Thursday, September 25, 2008

Now We're Talking

"I’m talking about sensible analysis by prominent, mainstream economists and other experts explaining that a market economy in which profits are private while losses are socialized is, well, not a market economy at all but a socialist or corporate-fascist state." (Peter Klein)

5 comments:

Kirby Olson said...

The original program seems to have been created under the Roosevelt Administration as a kind of socialist adjunct of the New Deal. The problem is that when there's no oversight of government except by government -- as in Red China -- there's no oversight, and so government industries implode before anybody does anything. There doesn't seem to be a board of directors that is financially tied to the mast of the corporation, and so no one is accountable.

I admit however that I really don't know what this huge ghost ship's floundering really means, or who it implicates. Right now everyone in the US is busy pointing fingers. Fox says Obama did it.

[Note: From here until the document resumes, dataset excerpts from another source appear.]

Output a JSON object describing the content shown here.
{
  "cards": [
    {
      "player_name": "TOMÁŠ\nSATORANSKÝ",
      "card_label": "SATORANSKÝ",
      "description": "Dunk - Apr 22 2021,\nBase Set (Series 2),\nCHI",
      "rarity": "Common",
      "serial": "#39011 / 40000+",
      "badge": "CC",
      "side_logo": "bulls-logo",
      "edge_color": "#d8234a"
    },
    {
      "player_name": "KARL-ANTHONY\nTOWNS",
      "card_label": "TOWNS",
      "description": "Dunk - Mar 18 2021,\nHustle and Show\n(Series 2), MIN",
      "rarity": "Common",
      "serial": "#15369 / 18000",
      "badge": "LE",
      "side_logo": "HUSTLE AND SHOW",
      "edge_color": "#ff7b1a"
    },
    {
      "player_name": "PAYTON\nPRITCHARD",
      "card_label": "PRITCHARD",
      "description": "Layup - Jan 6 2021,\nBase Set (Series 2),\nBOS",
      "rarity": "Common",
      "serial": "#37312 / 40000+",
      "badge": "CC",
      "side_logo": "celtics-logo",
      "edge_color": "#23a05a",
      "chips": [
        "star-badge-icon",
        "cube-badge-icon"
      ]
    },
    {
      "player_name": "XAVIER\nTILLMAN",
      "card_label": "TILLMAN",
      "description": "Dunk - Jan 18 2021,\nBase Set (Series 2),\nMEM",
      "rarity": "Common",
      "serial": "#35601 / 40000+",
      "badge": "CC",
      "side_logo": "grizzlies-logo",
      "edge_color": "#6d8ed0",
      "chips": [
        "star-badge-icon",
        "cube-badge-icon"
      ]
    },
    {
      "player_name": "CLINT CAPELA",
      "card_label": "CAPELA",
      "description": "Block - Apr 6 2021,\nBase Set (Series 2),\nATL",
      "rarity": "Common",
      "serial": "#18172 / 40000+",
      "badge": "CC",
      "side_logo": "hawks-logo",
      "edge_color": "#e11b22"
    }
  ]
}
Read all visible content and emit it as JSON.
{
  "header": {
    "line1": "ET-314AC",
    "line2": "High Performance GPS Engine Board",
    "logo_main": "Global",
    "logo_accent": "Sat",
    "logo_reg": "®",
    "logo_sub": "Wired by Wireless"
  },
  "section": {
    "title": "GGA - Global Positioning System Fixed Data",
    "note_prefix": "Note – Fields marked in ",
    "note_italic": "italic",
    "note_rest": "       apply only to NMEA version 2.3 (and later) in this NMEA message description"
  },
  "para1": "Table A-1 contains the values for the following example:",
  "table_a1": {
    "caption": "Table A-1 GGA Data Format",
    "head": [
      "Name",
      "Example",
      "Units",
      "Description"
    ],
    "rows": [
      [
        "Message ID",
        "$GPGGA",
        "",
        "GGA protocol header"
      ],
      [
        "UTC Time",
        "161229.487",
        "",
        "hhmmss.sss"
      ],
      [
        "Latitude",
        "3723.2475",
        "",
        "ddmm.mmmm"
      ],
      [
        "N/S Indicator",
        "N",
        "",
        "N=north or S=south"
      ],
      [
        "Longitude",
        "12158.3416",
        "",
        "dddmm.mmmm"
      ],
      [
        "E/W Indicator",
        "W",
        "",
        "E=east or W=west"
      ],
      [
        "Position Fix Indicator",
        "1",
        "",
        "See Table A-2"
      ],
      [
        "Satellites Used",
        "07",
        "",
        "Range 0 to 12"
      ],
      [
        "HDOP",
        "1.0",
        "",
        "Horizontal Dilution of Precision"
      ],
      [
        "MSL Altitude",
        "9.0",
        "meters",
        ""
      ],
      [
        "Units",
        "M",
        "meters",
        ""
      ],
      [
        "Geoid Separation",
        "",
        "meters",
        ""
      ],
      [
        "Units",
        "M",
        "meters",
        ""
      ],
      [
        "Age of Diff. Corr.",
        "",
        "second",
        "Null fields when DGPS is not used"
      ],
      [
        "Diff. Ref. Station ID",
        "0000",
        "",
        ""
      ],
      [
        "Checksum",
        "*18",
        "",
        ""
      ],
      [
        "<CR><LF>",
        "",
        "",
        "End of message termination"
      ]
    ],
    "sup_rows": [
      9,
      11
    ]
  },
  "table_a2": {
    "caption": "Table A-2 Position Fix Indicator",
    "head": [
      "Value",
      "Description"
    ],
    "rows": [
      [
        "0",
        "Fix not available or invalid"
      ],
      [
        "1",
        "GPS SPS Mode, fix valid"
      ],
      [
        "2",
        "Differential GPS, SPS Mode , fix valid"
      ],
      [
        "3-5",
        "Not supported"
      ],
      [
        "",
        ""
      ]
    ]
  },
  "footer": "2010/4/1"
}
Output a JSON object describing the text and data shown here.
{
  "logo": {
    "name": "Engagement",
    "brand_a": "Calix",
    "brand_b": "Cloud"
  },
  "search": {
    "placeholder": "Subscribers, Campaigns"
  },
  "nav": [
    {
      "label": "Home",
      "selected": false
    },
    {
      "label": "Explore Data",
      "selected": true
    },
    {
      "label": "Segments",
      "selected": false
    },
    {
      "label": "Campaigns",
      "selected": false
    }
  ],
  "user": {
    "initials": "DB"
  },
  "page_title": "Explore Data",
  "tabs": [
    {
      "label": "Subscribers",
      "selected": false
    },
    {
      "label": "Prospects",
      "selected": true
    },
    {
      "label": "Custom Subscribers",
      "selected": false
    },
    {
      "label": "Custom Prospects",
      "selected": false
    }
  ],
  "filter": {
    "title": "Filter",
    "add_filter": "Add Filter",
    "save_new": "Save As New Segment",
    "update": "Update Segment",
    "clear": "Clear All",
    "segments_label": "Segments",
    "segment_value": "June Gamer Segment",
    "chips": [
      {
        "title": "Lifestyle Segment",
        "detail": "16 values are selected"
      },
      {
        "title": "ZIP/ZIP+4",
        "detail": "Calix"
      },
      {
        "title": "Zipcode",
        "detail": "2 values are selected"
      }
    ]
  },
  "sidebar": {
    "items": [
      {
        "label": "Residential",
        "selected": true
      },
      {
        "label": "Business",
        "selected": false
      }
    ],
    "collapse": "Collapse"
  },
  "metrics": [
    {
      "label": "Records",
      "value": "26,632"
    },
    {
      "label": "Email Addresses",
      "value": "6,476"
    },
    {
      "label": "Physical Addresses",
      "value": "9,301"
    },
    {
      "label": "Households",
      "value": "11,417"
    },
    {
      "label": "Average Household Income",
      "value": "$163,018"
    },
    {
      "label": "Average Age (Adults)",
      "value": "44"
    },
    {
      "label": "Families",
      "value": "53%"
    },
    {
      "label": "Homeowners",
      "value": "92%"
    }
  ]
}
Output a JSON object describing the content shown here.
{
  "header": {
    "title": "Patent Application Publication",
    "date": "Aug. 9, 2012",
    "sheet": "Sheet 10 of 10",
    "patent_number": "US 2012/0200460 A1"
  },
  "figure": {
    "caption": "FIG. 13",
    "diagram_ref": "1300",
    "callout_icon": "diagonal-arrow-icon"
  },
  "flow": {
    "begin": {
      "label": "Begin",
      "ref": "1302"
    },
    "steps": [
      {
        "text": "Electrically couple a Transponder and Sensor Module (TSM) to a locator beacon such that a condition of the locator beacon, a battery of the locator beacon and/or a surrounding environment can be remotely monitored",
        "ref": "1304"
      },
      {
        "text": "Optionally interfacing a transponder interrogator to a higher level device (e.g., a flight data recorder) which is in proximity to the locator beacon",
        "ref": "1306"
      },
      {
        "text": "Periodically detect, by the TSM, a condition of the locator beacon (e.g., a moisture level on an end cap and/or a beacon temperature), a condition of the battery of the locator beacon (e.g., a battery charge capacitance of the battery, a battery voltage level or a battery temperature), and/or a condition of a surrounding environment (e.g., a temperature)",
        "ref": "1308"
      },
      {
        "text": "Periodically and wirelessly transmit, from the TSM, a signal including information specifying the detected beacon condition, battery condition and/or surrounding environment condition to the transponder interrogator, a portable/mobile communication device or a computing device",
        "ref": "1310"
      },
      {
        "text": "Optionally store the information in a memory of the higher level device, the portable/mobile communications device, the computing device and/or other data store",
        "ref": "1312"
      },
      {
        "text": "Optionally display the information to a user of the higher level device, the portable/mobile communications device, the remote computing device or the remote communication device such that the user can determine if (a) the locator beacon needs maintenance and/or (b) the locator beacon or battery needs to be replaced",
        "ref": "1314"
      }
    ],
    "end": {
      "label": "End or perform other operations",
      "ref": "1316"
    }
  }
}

Other stations say McCain did it.

It's not yet clear to me what this is about, and it may remain a Rorschach test of one's politics when we try to determine what happened to whom, when.

Thomas said...

The interesting thing here is watching the very real power of Wall Street.

The usual justification for that "institution" is that organizes investment: injections of wealth into the economy. Investors also of course deserve their cut: extractions of wealth from the economy.

This bailout (if it happens) will show that on the whole, Wall Street does not really assume the risk of investment. It presumes the right to extract wealth.

It is interesting to watch the so-called "kooks" (monetary theorists in "the Pound tradition" if you will) who can now quite justifiably say "I told you so". The whole system just looks like racket right now.

Kirby Olson said...

I confess I have very little understanding of what's going on. Patrick Buchanan had a lengthy editorial in the local paper this morning opining that Wall St. is a bunch of crooks, but we have to save them, in order to save ourselves.

It seems that there ought to be some kind of regulatory control, but I don't know anything about that.

Kirby Olson said...

I talked to an economist at work who's kind of a strong Democrat and he said there's no real worries, it's just a news story.

Then I talked to a banker late this afternoon who said that the world is ending.

It's probably somewhere between those two extremes.

Thomas said...

I'm not too worried either. I think a solution will be found. The air of "crisis" seems to be a way of speeding a package through that will minimize losses on Wall Street. So, yes, economists can be a bit cooler than bankers right now.